Open Source Apps for a Law Office?
Pandora's Vox asks: "There seems to be lots of FOSS accounting software out there, including one that is almost exactly what I'm looking for. My father just left a large law firm to set up his own shop, and has been having all sorts of adventures with one of the leading legal billing software packages. It's expensive, inflexible, and monolithic. App by app I'm moving him to open source, which brings me to the question (finally!): is there anything comparable out there in FOSS-land? And if not, a) what's the closest thing, and b) would there be any interest in creating / adapting something for the kinds of time-tracking needs that lawyers have? We're talking minute-by-minute time billing, mostly. With some basic accounting tossed in. I'm hoping to do the lawyer thing in a few years myself, so I figure I should start getting the tools I'll be needing together now. Planning ahead, and all. Thanks a bunch!"
Here is a few that I found at http://www.sf.net/ and I searched for lawyer.
http://etude.sourceforge.net/
http://www.yoma.com.au/products/cmfpractice
I hope these help.
I cannot validate how useful these will be for you since I myself have no idea about what it takes to run a law office or be a laywer but theseshould be a good start for you.
I know a squillion people with suggest gnucash with even thinking about it, just because someone wants something with "accounting" in it. However, gnucash, bastion of free accounting software, has a secret. it sucks! I realize that writing free accounting software in your spare time isn't most people's idea of fun (hence the astounding lack of free accounting software), but for cripes sake, if you are going to do something, at least do it right!
gnucash is the perfect example of software written without the end user in mind. Compare check writing, for example, in gnucash with any modern accounting software system. The "checks" in gnucash are a random layout of textboxes and comboboxes. Most people expect the layout of a check! The whole gnucash system is unintuitive. I realize that doing every double-entry transaction by hand is the pinnacle of power, but for the love of toast, it's damn trivial to automate most of that, which would also eliminate most mistakes.
I won't go into how ugly it is, because I know they've been having a developer shortage and have to write a lot of specialized widgets.
Luckily I write accounting software for a living and can use that software for my needs, but I need a windows box to do that. If gnucash could get it's UI down, it would rock. I would switch to gnucash because it's a pain for me to TS into my windows box to do my bank stuffs.
As for staying on topic, gnucash won't do time billing like he needs, so it's a bad suggestion to start with.
BTW, check out http://www.rentmanager.com/ It won't do what he needs either, but it IS what keeps me in waffles and beer.

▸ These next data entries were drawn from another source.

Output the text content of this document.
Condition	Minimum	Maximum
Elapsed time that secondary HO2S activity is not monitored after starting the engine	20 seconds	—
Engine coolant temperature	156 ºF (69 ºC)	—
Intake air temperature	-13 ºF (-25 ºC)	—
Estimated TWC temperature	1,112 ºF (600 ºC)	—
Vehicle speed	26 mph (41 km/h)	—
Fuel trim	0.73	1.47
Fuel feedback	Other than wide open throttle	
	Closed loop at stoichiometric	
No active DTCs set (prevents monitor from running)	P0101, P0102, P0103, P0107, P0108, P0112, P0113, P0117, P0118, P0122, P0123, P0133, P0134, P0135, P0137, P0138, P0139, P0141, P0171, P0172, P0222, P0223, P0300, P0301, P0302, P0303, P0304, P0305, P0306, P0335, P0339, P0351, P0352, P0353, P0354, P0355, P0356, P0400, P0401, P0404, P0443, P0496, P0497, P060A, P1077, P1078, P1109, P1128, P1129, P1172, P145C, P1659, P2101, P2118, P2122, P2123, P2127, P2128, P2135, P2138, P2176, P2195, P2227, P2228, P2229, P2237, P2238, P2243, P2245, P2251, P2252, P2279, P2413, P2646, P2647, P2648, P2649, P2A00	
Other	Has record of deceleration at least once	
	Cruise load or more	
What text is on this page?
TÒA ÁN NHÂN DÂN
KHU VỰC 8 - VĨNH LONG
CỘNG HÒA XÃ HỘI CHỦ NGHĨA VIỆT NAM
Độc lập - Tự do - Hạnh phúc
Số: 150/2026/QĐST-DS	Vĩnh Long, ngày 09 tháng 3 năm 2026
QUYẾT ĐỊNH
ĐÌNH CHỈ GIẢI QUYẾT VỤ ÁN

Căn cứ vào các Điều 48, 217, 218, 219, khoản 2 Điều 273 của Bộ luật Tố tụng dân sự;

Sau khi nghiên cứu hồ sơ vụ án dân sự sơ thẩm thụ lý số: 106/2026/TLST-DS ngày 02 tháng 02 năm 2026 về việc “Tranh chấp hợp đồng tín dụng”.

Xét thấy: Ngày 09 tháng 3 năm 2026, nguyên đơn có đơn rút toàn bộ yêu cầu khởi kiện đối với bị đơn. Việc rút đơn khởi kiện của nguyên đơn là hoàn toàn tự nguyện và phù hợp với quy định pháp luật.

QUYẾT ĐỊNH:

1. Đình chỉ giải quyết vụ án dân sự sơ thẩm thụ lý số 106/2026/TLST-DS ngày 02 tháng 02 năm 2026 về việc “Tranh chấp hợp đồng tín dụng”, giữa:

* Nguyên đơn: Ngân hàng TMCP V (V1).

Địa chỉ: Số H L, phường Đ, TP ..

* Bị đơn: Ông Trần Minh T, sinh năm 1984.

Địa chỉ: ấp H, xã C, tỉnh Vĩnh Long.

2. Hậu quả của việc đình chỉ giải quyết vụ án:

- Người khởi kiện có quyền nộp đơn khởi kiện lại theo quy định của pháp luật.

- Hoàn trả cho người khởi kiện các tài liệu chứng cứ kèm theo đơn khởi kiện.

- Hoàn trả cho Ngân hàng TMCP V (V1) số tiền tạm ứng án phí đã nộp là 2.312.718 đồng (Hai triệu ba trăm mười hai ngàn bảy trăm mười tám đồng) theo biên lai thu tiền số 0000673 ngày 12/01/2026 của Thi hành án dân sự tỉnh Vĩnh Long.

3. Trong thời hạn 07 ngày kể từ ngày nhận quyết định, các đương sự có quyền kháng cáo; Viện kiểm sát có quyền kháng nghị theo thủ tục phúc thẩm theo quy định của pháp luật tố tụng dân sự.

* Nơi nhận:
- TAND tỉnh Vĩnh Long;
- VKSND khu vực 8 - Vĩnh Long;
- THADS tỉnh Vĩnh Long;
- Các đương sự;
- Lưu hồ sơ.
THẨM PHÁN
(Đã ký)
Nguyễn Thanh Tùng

If bad puns were like deli meat, this would be the wurst
Why informative? The suggestion here is not only poorly made, but rejected in the original submission.
Lawyers micro-bill their time.
If you phone them and talk for 2 minutes, they bill you 0.1 hour.
If they print documents, make photocopies, or fax something related to your file, they bill you for it.
I doubt anyone wants to diddle with that many spreadsheet entries each and every day.
As a sole practitioner in NYC, I agree with GF's comments, but note that a Mac version of Quickbooks Pro (version 6) is published and works quite nicely on the Mac. You don't need a Windoze box.